Но только когда ты смело откажешься от права убивать - только тогда ты почувствуешь, что поборол свой страх. Но если ты согласишься убивать из-за страха политических репрессий, страх не покинет тебя, он будет преследовать тебя не только всю войну, но и всю оставшуюся жизнь. И тогда, сходя с ума в какой-нибудь звериной клетушке, ты поймёшь, что самый главный твой враг - это ты сам.

С этими словами отец вышел из комнаты, вошёл в кухню, где сидели заплаканные женщины и ребёнок, открыл холодильник, достал из него бутылку водки, откупорил и залпом выхлестал всю.

12

Лёня бежал вперёд с автоматом в руках и кричал: - Ура-а-а! Ура-а-а!

Но когда он это кричал, он не осознавал, кто или что кричит. Кричали все, кто бежал вперёд. И этот многоголосый крик становился какой-то единой сущностью, в которой Лёня растворялся как личность, а вместе с этой личностью растворялся и страх.

Лёне казалось, что он олицетворяет собой всю наступательную мощь: все танки, все самолёты, всю артиллерию. Все эти свирепые звуки войны как будто исходили прямо из сердца Лёни.

Лёня даже не заметил, как Гоша, бегущий только что рядом, остался где-то позади лежать лицом в грязи с прошитой пулей головой.

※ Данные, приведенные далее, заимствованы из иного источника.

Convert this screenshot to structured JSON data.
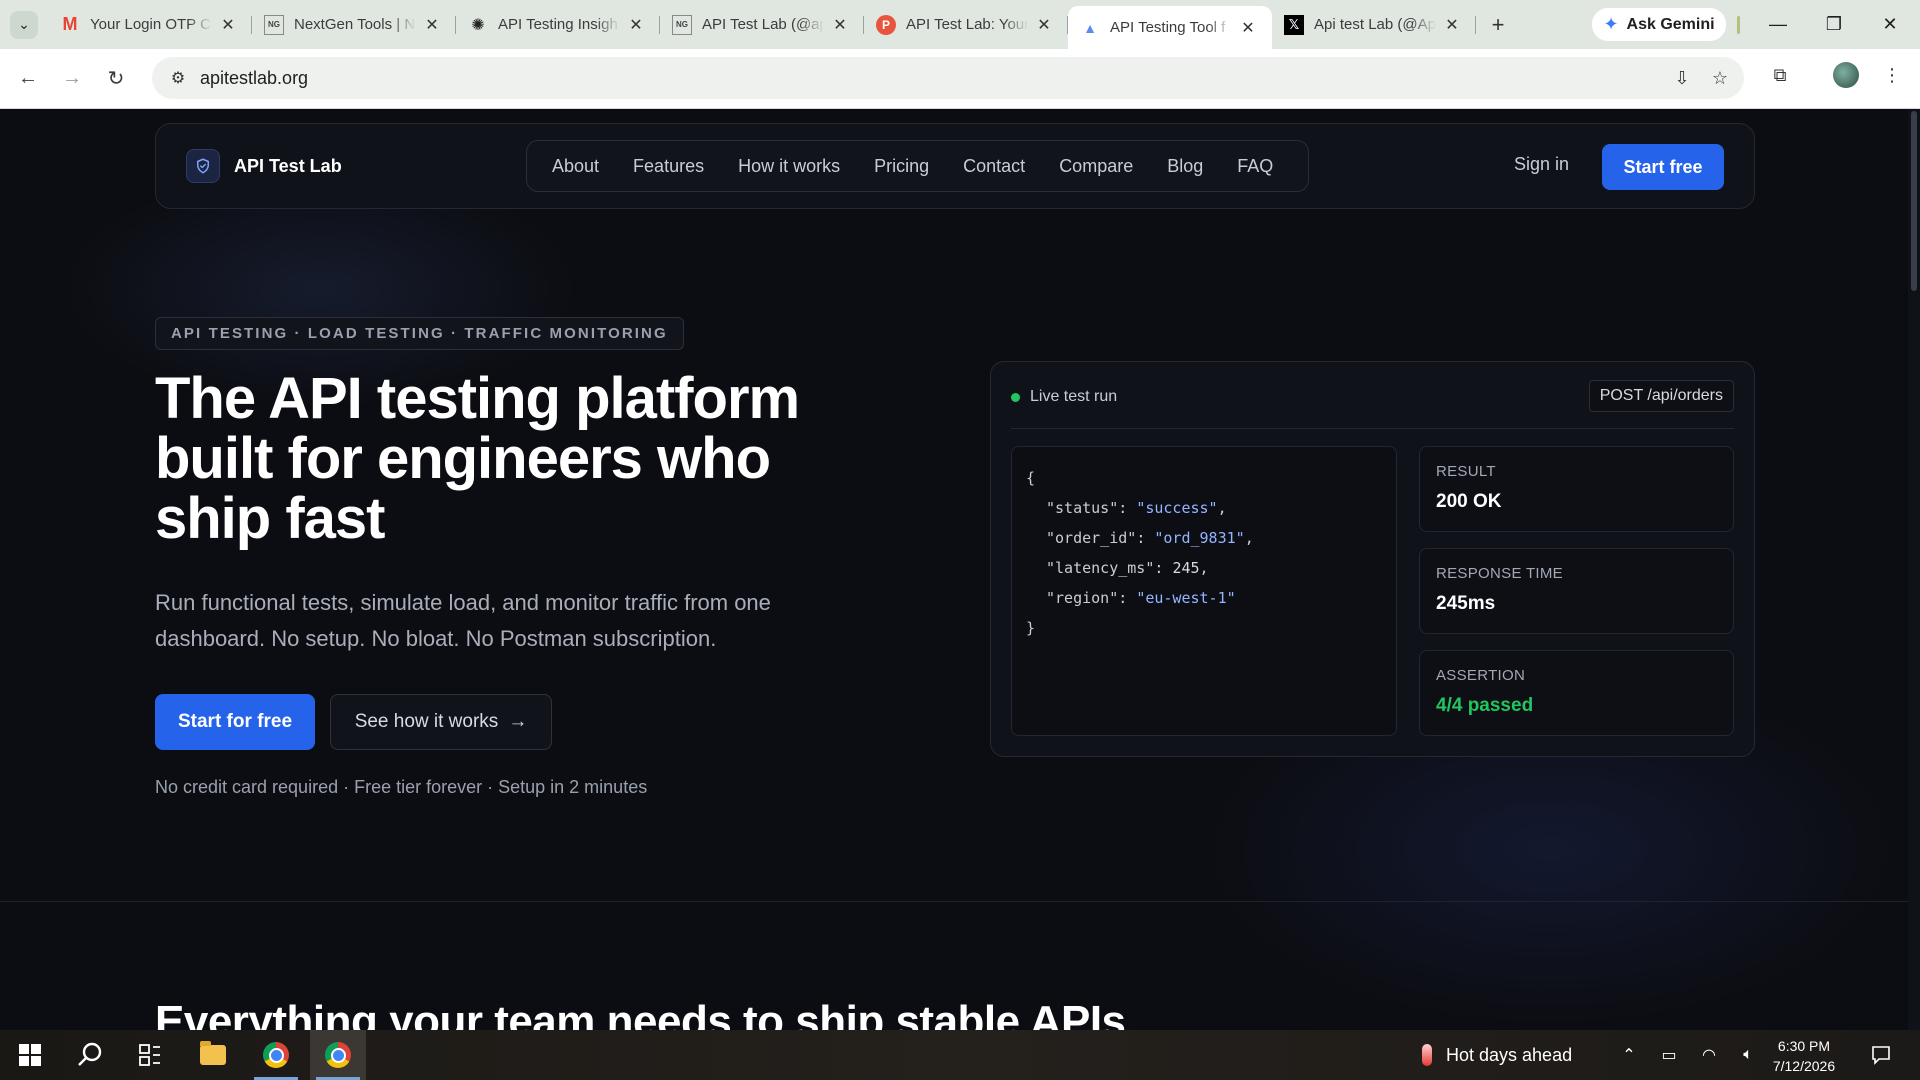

Когда Лёня добежал до какого-то полуразрушенного дома и, заскочив в него через окно, прижался к стене и стал разглядывать лица других пацанов, оказавшихся с ним в этом доме, он вдруг не смог распознать ни одного из них. Почему-то все они были на одно лицо. Это было какое-то искривлённое лицо, отражение уродливого симбиоза страха с ненавистью.

- Гошу убили, - безэмоционально сказал кто-то из одноликих солдат.

- И Колю Кудрина... И Васю Буцинина... - сказал кто-то другой.

- Да там пол взвода осталось лежать... - добавил кто-то.

А Лёня никак не мог понять, как это может быть, чтобы кто-то остался лежать. Ведь все они только что были единой сущностью. Солдаты перечисляли имена убитых пацанов, но Лёне казалось, будто они называли одно и то же имя: Лёня, Лёня, Лёня…

- Вы чё тут расселись?! Перхоть подзалупная?! - вдруг заорал лейтенант Выдрин, влетевший в дом. - А воевать за вас кто будет?! А ну ка все дружненько встали! Говно из трусов вытряхнули и вперёд! - начал хватать солдат за шкирку и пинком выпинывать из дома.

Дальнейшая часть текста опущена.